Common misconceptions and myths around Anaemia

 Contributed by Rachana Arya

Anemia is an ailment which is very common these days. You will find many people who unknowingly suffer from it since its symptoms – light-headness and fatigue — can be very mild and vague. It is a blood condition which is characterized by difficulty in the production of hemoglobin, an essential ingredient in the formation of red blood cells. Anaemia is a disease with various causes. Iron deficiency, folic acid or vitamin B12 can cause multiple categories of illnesses which reduces the number of hemoglobin i.e. red blood cells in your body resulting in declined oxygenation of cells.

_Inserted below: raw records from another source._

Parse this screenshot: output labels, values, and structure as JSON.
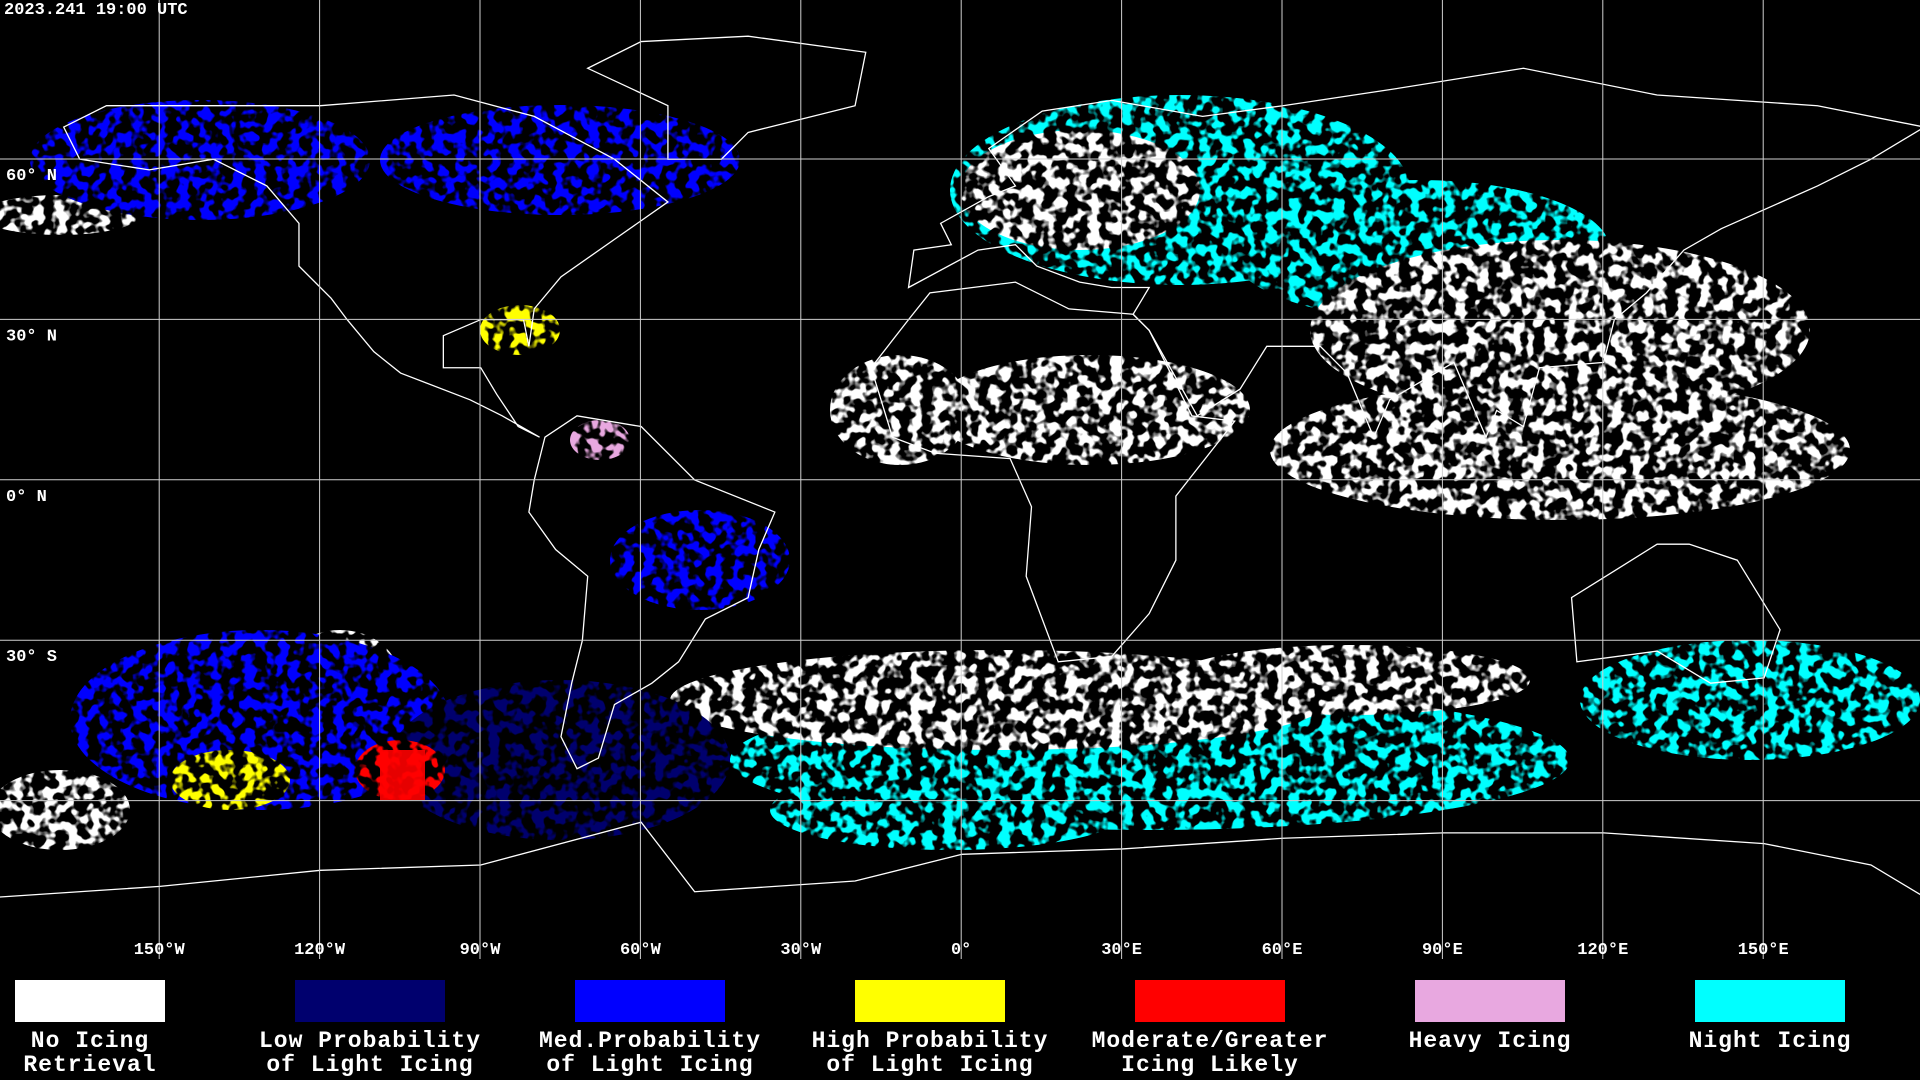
{
  "header": {
    "timestamp": "2023.241 19:00 UTC"
  },
  "map": {
    "latitude_labels": [
      "60° N",
      "30° N",
      "0° N",
      "30° S"
    ],
    "longitude_labels": [
      "150°W",
      "120°W",
      "90°W",
      "60°W",
      "30°W",
      "0°",
      "30°E",
      "60°E",
      "90°E",
      "120°E",
      "150°E"
    ]
  },
  "legend": [
    {
      "label_lines": [
        "No Icing",
        "Retrieval"
      ],
      "color": "#ffffff"
    },
    {
      "label_lines": [
        "Low Probability",
        "of Light Icing"
      ],
      "color": "#00006e"
    },
    {
      "label_lines": [
        "Med.Probability",
        "of Light Icing"
      ],
      "color": "#0000ff"
    },
    {
      "label_lines": [
        "High Probability",
        "of Light Icing"
      ],
      "color": "#ffff00"
    },
    {
      "label_lines": [
        "Moderate/Greater",
        "Icing Likely"
      ],
      "color": "#ff0000"
    },
    {
      "label_lines": [
        "Heavy Icing"
      ],
      "color": "#e8a8e0"
    },
    {
      "label_lines": [
        "Night Icing"
      ],
      "color": "#00ffff"
    }
  ]
}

  • There are several myths associated with anaemia. One of the most popular myths is that if you are a vegetarian then you are more prone to anaemia. If you don’t consume meat, then you are at a higher risk of developing anemia but this is not true. If you are a vegetarian, then you can utilize the plant sources with combinations that improve iron absorption.

 

  • Another myth says that children and anaemic adults are prohibited from practicing sports. However, there are some prohibitions but they vary from case to case. It all depends on your degree of anaemia such as your heart and the intensity of exercise.

 

  • Some people think that only children are likely to have this disorder but the truth is that you can suffer from anaemia at any age. Apart from this, insufficient nutrition as well as those women who have fibroids in their reproductive systems due to which they face very high menstruation blood loss might also suffer from anaemia. However, the risk of anaemia rises when you are pregnant, breastfeeding or in the case of elderly people.

 

  • Another myth says that all types of anaemia are genetic which is not correct. Most of the cases of anaemia are not genetic but are acquired. Some of the examples include anaemia due to iron deficiency, lack of vitamin B12 and inflammation.

 

  • Another myth includes that anaemia does not allow you to practice of physical activities. In severe cases, you might get more tired which will make you disinclined towards exercising but that does not mean that you have to stop yourself from any physical activity.

 

  • One of the funniest myths says that anaemia if not treated turns into Leukemia. However, both these diseases have absolutely nothing to do with each other. It is true that both diseases occur in the blood but a poorly cured anemia never transforms into leukemia which is a category of cancer. However, a person suffering from leukemia can also suffer from anaemia since bone marrow does not appropriately produces red blood cells, white blood cells and platelets.

 

  • Some people believe that if you are suffering from diabetes then you will suffer from anemia. However, anaemia is not a byproduct of diabetes. One category of anaemia is associated with a chronic disease such as diabetes. Although the truth is that it occurs if your system cannot fully utilize iron present in your body. This is also not true that anaemia is always the result of a poor diet as there are other factors which are also responsible for the disease. For example, sickle cell anaemia which is a hereditary condition where your body produces an altered category of haemoglobin that damages the transport of oxygen through the blood. However, poor diet is typically a key reason of anaemia in children. In adults, it is seldom caused by dietary factors and often indicates inflammation, kidney disease, infection, cancer or bleeding gastritis.

 

The bottom line

Hence, we can say that there are numerous causes of anaemia which are not related to one’s choice of dietary intake. So, if you are a vegetarian then it is time to give up your uncertainty about the benefits of your vegetarian diet. You can exercise if you are anaemic and are in no way more probable than your non-vegan friends of developing anaemia with a proper healthy green diet.